The exploited communities suffered poverty and associated malnutrition and disease burdens which further decreased their productive capacity – leading to endemic poverty.
These exchange arrangements reduced peasants to poverty leading to poor feeding, poor housing and poor clothing. These human conditions reduced their productive capacity – through poor health and the inability to acquire better farming equipment – and kept them perpetually poor.
In Rujumbura country, the overwhelming majority are peasants who depend on their land and household labor to produce for subsistence and for cash. These are largely illiterate women either widows or wives whose husbands work for wages far away. Accordingly, women are responsible for producing and marketing their produce. Their impoverishment has taken various forms. Let us examine them through coffee sales in the 1960s and bananas sales presently.
When the peasant took coffee to a buyer, she was sometimes told the beans were not dry enough – and therefore weighed more than when fully dry. The seller was advised either to dry them again or sell at a discount. Because she needed money urgently, she often sold at a discount with a net loss – sometimes substantial.
Because the seller was illiterate, the buyer sometimes recorded a lower figure than the actual weight on the scale. If the seller came with someone who was literate the buyer may still trick both. While they focused on reading the scale, the buyer or his colleague lifted the sack of coffee from below with his thigh reducing the weight, sometimes significantly. The weighing was done so quickly that there was no time to double check. And the atmosphere was so intimidating that the seller was dumbfounded.
To make matters worse, the unscrupulous buyer sometimes gave the seller a promissory note to pay later, but stamped ‘paid’ on it. When the seller returned to collect the money, she was told she had been paid as shown on the note. All sorts of insults were hurled at her. Perplexed, angry, crying and penniless she returned home. And she started all over again. The author witnessed some of these practices first hand. That is how growing coffee kept the peasant poor while enriching the buyer.

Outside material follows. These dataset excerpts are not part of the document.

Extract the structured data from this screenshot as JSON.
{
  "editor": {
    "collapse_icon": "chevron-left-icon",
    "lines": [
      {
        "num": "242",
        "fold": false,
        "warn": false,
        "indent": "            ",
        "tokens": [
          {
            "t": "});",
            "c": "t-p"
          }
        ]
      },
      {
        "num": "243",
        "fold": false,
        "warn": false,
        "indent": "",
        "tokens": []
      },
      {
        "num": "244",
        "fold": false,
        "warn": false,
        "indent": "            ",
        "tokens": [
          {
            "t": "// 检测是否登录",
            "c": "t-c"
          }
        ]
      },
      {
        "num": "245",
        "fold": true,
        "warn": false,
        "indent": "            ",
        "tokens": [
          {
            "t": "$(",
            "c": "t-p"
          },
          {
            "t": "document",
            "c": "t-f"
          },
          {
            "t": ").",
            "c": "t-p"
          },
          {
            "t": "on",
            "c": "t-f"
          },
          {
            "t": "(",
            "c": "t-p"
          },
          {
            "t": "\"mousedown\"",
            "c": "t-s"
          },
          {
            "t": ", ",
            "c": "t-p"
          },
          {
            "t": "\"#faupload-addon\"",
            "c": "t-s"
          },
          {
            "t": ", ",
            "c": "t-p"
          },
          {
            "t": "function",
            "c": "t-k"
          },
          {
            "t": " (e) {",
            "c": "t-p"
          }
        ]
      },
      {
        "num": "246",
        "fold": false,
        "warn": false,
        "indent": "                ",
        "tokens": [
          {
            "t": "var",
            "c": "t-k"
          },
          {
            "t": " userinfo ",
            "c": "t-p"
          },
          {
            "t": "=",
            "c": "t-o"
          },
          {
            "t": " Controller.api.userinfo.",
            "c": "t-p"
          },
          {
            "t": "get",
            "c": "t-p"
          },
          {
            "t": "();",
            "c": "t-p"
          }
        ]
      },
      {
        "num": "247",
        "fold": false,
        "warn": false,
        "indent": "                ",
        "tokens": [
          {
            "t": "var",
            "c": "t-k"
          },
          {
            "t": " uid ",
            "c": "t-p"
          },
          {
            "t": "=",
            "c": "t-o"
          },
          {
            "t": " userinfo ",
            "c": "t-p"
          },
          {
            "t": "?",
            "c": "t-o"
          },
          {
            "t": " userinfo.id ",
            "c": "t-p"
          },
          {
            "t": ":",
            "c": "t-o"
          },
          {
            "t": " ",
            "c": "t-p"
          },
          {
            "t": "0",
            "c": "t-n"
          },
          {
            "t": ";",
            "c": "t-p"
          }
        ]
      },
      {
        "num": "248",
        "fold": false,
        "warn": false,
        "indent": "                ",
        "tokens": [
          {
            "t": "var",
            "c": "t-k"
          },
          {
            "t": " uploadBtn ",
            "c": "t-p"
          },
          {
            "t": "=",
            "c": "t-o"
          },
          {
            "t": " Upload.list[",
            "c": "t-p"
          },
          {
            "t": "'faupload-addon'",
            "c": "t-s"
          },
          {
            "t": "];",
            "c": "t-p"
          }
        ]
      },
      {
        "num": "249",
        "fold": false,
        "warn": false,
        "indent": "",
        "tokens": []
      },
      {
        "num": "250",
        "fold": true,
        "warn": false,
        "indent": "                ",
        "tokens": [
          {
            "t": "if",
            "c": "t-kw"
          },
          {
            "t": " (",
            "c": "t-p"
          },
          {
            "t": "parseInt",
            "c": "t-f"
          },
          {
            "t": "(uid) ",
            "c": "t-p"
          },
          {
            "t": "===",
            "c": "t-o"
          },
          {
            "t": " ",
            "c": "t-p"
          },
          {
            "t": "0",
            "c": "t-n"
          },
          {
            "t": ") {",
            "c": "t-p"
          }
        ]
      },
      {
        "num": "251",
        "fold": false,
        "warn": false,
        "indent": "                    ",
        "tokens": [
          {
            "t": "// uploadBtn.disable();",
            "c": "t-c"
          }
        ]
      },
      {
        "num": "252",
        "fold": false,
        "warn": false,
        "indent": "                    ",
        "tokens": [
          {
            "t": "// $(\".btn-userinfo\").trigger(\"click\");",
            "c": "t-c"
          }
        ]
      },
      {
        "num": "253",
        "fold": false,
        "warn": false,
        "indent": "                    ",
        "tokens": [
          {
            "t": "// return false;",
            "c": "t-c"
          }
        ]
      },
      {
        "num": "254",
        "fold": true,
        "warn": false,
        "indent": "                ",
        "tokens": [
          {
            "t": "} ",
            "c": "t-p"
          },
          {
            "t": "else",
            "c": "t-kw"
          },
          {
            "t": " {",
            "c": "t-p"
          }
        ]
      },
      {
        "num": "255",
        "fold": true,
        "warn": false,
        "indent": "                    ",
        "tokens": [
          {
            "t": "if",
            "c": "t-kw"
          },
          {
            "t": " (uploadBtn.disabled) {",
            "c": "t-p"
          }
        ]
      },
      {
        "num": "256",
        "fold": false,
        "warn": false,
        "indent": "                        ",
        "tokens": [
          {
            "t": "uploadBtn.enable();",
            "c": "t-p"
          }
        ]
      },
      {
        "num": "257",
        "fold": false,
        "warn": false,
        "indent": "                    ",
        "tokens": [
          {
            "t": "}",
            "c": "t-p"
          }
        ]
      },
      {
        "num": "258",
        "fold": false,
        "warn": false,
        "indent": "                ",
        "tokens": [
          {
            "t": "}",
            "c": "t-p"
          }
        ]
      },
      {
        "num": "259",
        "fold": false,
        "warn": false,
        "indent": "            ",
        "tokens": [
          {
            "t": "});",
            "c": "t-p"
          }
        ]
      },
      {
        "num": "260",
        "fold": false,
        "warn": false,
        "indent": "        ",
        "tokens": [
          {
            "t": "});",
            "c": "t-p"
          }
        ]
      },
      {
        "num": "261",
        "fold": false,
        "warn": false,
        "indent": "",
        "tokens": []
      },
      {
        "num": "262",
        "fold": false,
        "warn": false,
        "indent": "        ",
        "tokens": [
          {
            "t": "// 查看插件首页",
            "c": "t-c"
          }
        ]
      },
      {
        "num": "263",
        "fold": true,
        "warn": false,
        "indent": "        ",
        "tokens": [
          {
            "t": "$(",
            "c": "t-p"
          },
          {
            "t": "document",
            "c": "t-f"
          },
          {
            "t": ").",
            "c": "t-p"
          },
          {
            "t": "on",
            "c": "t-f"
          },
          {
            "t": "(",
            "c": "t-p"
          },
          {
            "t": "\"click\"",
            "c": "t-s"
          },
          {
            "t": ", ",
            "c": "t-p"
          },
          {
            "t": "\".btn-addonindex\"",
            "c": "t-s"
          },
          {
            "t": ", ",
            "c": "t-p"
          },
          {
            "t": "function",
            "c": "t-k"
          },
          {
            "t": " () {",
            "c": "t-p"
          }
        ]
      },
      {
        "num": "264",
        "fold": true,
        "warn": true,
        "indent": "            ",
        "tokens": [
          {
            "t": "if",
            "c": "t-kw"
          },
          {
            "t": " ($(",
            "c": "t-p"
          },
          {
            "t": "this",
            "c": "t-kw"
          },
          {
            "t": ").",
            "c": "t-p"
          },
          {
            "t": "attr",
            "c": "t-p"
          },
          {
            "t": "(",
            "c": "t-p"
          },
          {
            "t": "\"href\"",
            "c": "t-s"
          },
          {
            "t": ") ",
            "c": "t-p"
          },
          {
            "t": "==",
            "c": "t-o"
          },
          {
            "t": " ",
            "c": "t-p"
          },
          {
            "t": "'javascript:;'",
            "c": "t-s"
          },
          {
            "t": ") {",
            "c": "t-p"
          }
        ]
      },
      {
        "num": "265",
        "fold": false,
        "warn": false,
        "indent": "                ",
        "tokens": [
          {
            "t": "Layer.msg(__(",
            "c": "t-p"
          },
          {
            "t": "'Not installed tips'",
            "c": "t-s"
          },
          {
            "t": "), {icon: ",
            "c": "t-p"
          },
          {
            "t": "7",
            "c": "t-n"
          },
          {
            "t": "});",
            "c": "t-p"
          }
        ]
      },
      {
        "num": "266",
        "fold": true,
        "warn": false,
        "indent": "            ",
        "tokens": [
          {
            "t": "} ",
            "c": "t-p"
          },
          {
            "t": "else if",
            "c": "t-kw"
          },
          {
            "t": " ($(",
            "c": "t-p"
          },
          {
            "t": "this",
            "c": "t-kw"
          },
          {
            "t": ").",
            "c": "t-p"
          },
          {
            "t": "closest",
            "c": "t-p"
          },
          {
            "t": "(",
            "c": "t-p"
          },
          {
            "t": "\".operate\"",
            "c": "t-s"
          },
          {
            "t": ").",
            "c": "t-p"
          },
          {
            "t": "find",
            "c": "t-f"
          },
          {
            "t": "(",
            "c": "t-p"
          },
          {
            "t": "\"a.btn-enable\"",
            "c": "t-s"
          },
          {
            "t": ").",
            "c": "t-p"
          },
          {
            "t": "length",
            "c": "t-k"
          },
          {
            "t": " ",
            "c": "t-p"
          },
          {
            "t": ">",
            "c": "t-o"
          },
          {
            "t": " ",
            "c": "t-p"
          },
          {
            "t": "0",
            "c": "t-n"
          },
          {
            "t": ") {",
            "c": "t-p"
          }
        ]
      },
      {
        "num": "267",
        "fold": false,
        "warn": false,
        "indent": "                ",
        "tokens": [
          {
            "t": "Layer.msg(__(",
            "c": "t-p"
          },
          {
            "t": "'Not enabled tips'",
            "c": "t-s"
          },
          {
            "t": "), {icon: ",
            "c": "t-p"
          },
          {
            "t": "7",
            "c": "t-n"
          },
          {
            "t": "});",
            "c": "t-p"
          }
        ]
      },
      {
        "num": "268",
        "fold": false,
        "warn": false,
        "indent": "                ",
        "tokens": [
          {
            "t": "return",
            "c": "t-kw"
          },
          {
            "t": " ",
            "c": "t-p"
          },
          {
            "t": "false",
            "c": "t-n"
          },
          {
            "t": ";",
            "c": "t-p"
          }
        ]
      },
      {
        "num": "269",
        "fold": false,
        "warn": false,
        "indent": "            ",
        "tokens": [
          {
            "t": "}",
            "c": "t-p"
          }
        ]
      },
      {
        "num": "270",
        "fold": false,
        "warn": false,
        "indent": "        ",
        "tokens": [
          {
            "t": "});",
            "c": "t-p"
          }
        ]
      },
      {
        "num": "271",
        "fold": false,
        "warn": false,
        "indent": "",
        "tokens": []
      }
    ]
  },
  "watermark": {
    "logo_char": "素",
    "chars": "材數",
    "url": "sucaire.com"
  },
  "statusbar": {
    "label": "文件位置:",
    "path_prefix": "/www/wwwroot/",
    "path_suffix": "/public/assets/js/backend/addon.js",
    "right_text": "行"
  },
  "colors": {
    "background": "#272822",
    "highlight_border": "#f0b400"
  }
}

What about bananas? Stories abound about sellers and buyers who negotiate and agree on the price of each banana bunch while it is still hanging up on the stem. Once they are on the ground, the buyer refuses to pay the agreed price arguing that the bananas are actually smaller than they appeared on the stems. The buyer suggests he pays less or advises the seller to find another buyer. Given the very short lifespan of harvested bananas, the seller has no choice but to re-negotiate and ends up accepting a much lower price than the market value. The difference goes to the buyer who grows rich while the seller remains trapped in poverty. These stories are incredible but true.
The sellers need to organize themselves to sell at a market price or else they will remain poor no matter how hard they work.